Andrew joined Google Research in 2009, where he serves as an engineering director working on geo data analysis and machine learning. His earlier research focused on measurement, modeling, and analysis of content, communities, and users on the World Wide Web. Prior to joining Google, he spent four years at Yahoo! serving as chief scientist of search, and eight years at IBM’s Almaden Research Center, where he served as chief scientist on the WebFountain project. Andrew has authored over 100 technical papers and 70 issued patents. He received Bachelors degrees in Mathematics and Computer Science from MIT, and a PhD in CS from Carnegie Mellon University.
Title: When Big Data Meets Discrete Choice
Abstract: In Big Data settings, we often encounter enormous datasets describing events in which a user selects one item from a set of alternatives: one movie to watch, song to play, or restaurant to visit. This is exactly the problem studied in Discrete Choice. I’ll introduce the standard models of choice theory and discuss their accuracy and representative power compared to their scaling properties in modeling large datasets of online behavior. I’ll show some results from example domains ranging from music to product purchase. Finally, I’ll close with some open problems in the domain of user choice modeling.
David is a partner architect in the Relevance Sciences and Artificial Intelligence area at Bing (Microsoft) where he has worked on large scale indexing, query autocompletion and low-latency query classification. Prior to joining Microsoft in 2013 he was an IR (Information Retrieval) researcher in academia and government and later technical founder of the Funnelback enterprise and intranet search company.
David and colleagues were responsible for the creation and distribution of a number of “very large” test collections through the TREC Web Track in the 1990s. These were widely used in universities and industry over more than a decade. David’s work in IR has resulted in a number of awards .
Title: Synthesizing large-scale text corpora for training, testing and performance validation of search components.

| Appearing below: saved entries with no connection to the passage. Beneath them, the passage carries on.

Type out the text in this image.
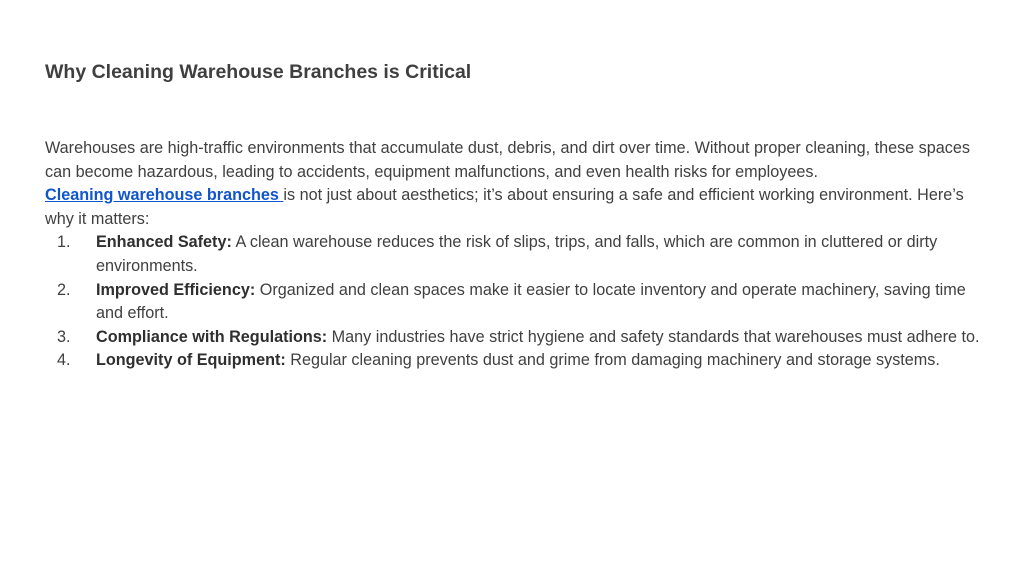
Why Cleaning Warehouse Branches is Critical

Warehouses are high-traffic environments that accumulate dust, debris, and dirt over time. Without proper cleaning, these spaces can become hazardous, leading to accidents, equipment malfunctions, and even health risks for employees.
Cleaning warehouse branches is not just about aesthetics; it’s about ensuring a safe and efficient working environment. Here’s why it matters:

1. Enhanced Safety: A clean warehouse reduces the risk of slips, trips, and falls, which are common in cluttered or dirty environments.
2. Improved Efficiency: Organized and clean spaces make it easier to locate inventory and operate machinery, saving time and effort.
3. Compliance with Regulations: Many industries have strict hygiene and safety standards that warehouses must adhere to.
4. Longevity of Equipment: Regular cleaning prevents dust and grime from damaging machinery and storage systems.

Abstract: Engineers in cloud-hosting companies are increasingly facing the problem of designing and optimizing search services operating over text datasets to which the engineers have very limited access. Microsoft faces this problem in multi-tenant environments such as Office 365, Exchange 365 and OneDrive. Engineers want to deliver accurate and responsive search over tenant data, but inadvertant leakage of confidential data could cause serious reputational damage. Simulation may be a way of bridging the gap.